Two and a half years later, he still gets his monthly payment before its due and has good collateral. I received the $105k sale (minus closing expenses) cash in my hand for other deals and moved the loan to a property that rents for $625/mo while the debt service is $347/mo. If you look at it from another angle…, even if I didn’t make a profit on the originally owned property by my lender, I was able to get this lender to finance a loan on my free & clear property that I bought for $40k and put $6k in it. Know it has a $47k loan against it -another no money down after the fact example.property. Think about that for a minute.
Example 2
Here’s a small example, but an example of how i started with my first real estate investment purchase (after converting my first home into a rental). I was out looking to buy a duplex as that is all I thought I could afford. As I turned the block from a prospect, I rolled upon a big old building with a ‘for sale’ sign. It was a four plex listed for $129k (now this was over a decade ago). When I inquired it included a vacant lot next door. My offer was for $108K without the lot. The out of state investor replied back that the lot was of no value so it would be included. So I countered at $112,5k for the 4-plex and a separate contract for the lot for $1.00. Yes, that is correct One dollar.
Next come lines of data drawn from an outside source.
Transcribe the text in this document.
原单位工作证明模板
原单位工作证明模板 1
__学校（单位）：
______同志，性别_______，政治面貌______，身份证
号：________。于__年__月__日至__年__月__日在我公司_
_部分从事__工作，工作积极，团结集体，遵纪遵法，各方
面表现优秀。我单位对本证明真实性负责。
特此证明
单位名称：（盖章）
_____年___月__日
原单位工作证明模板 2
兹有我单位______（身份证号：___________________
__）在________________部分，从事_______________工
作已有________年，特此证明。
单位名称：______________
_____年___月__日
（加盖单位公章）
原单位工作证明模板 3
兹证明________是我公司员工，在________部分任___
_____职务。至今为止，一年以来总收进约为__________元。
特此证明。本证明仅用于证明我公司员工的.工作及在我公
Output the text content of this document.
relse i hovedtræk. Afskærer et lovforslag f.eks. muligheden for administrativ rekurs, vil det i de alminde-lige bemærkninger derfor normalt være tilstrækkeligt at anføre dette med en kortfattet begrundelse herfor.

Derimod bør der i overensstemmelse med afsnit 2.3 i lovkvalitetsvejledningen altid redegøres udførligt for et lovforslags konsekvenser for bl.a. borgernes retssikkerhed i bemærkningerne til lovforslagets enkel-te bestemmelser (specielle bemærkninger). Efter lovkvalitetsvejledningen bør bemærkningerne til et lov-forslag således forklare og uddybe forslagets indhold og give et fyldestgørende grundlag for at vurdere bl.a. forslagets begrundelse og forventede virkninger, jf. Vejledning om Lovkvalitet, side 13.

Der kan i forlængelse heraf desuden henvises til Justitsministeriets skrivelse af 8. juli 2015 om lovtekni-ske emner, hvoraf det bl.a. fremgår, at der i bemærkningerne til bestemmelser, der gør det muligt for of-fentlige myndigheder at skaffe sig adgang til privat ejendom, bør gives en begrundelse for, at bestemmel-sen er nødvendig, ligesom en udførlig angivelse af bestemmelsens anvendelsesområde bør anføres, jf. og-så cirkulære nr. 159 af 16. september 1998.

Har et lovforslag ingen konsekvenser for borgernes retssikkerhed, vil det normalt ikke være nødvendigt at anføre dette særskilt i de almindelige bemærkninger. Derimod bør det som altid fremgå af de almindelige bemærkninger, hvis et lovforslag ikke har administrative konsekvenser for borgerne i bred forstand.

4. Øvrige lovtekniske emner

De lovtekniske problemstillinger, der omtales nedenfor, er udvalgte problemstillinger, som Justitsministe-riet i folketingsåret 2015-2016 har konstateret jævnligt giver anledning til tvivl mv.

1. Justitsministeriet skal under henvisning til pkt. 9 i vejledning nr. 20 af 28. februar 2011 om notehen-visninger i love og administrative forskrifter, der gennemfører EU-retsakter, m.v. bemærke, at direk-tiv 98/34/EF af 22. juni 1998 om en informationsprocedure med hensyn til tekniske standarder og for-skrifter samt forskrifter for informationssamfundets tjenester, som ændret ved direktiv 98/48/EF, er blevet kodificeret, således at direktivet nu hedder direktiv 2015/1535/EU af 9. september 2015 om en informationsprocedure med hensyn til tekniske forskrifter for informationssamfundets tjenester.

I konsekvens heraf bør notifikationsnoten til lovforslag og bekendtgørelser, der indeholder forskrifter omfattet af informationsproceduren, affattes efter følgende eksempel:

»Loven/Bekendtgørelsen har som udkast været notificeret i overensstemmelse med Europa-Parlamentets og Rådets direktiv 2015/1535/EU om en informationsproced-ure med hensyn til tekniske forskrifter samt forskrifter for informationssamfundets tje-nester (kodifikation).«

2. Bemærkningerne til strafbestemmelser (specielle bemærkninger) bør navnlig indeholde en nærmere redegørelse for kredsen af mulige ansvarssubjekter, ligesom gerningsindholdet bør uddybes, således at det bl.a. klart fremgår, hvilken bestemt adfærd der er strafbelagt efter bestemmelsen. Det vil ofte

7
What did that do for me? By separating that lot from the 4-plex, it provided an unencumbered vacant lot versus buying them both on one contract and thus giving the bank the natural progression/opportunity to secure it with their loan. I sold that lot for $35K @ two years later and 1031’d (tax-deferred exchange) into a 2,000 square foot Victorian sfh turned into a duplex four doors down from the 4-plex & lot for $84k. that’s another story.
Back to creative financing. so for the 4-plex purchase, i needed a bank loan and got a $110k bank loan. But, I needed another $2.5k purchase price, $5k in closing costs, and $5k for fix up (it was in real good shape). Guess who gave me the 2nd Loan? My grandmother. Remember: Doing business with family is another topic! So I got that 4-plex for no money down and started cash flowing the 2nd month of ownership. Today, I have a 30yr fixed loan at 6.25% with a PITI payment of @$1,378/mo on a $179k loan. The rents run @$2,500/mo.
Did you see/hear what I just said in those last 2-3 lines? Original purchase for $112.5K. No money down. sold lot for $35k. pulled out @$66k with new loan at $179k and debt service/taxes/insurance (PITI) runs at @51-53% of rents.
Over a decade later that private investor (grandma), has provided alot more funds for financing in my real estate operations. what are the benefits? she makes more money with me than she would with what she’d invest in alternatively and we provide good collateral, not to mention that her monthly payments come ahead of the due date. Notice I mentioned her (the lenders) benefits first. That is what it should be all about and what most fail to realize. Remembering this will put you ahead of others in all facets of your life. If you need help from others, you need to put them first and as a result I think you will find that you will get what you need (not always necessarily what you want).
So here are just two examples (of many), both involving some creativity and an alternative to just straight out bank funding.
Post some of your thoughts and examples! Ask questions! Let’s keep this thought stream rolling with give and take to fine tune all the ways we can creatively reach the goals we aspire to.